The passenger was assuming Lufthansa’s business class would be fully flat based on the following information, which was on the website at the time:
“You can discover, for example, how the ergonomically designed seats provide a high degree of comfort for sitting and sleeping. The seat pitch of up to 152 cm allows you plenty of leg room when seated. The “Private Bed” sleeper seat, which extends to two metres at the touch of a button, will ensure you have a relaxing sleep, whether you lie on your back or your side.”
“There are 48 Business Class seats on board the Airbus A319 and exclusively in the Boeing 737, 44 respectively 56 comfortable Lie-Flat-Seats which extend to almost two metres. Spacious storage areas, a power connection for your laptop and a reading lamp built into your seat help to create ideal working conditions on board.”
This seems to be an argument over semantics, because Lufthansa claims the seats are indeed lie-flat, but not fully flat. Their argument is that lie-flat seats don’t have to be parallel to the floor, and hilariously they use Urban Dictionary to support their argument:
The question which arises for consideration in this complaint is as to whether the Business Class seats provided in the aircrafts of the opposite party at the relevant time were ‘lie-flat seats’ or not. Admittedly, though the seats provided to the Business Class passengers in the aircrafts of the opposite party, at the relevant time were reclining seats, though did not recline upto 180 degree, the recline of the aforesaid seats being to the extent of 170 degree. The case of the opposite party in this regard is that a ‘lie-flat seat’ is different from a fully flat bed which some other airlines such as British Airways were providing at the relevant time and that is why they had chosen to describe them as ‘lie-flat seats’ instead of describing them -2- as fully flat seats/fully flat beds. In support of their contention that a ‘lie-flat seat’ need not recline to 180 degree and convert into a fully flat bed, the opposite party relies upon the following definition of ‘lie-flat seat’ given in Urban Online Dictionary:
“An airline seat that offers a recline of at near 180 degrees, but the angle of the seat is not parallel to the floor, rather a slant towards the floor. These seats are offered by many airlines’ long-haul Business Class flight.”

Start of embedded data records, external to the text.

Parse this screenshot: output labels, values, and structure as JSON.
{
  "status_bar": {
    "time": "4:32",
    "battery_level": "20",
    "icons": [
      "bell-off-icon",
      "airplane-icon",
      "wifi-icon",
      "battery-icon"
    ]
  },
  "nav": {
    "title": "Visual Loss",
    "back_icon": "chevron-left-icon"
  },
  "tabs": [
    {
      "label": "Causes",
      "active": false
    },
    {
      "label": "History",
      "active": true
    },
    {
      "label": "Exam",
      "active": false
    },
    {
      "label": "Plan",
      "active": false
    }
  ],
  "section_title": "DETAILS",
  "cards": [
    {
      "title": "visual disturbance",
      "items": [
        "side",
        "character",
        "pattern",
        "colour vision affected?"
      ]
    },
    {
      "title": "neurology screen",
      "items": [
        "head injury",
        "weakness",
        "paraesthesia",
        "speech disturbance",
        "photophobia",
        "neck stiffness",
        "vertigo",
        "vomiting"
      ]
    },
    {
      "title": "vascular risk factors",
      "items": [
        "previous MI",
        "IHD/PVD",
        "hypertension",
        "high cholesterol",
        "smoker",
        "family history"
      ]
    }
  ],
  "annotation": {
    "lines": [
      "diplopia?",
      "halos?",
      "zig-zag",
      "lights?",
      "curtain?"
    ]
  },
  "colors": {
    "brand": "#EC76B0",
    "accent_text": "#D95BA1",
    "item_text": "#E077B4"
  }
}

This flight goes back over seven years, but I totally agree (in theory) with the guy in the lawsuit. How is the average consumer supposed to know the difference between fully flat and lie-flat?
The passenger ended up winning the lawsuit, and Lufthansa was ordered to pay the passenger, the Consumer Welfare Fund, and pay for the cost of litigation:
Considering all the facts and circumstances of the case, I direct the opposite party to pay a sum of Rs.50,000/- as compensation to Vivek Talwar. I also direct the opposite party to deposit Rs.20,00,000/- as compensation with the Consumer Welfare Fund set up by the Govt. of India, by way of a pay order/demand draft in the name of PAO, Ministry of Consumer Affairs, payable at New Delhi. I further direct the opposite party to pay a sum of Rs.10,000/- as the cost of litigation to the complainant. The aforesaid payment and deposit shall be made within six weeks from today.
While suing over this does on one hand seem a bit extreme, I fully agree that angled seats shouldn’t be marketed as being lie-flat.
What do you think — is it okay for airlines with angled seats to market them as lie-flat?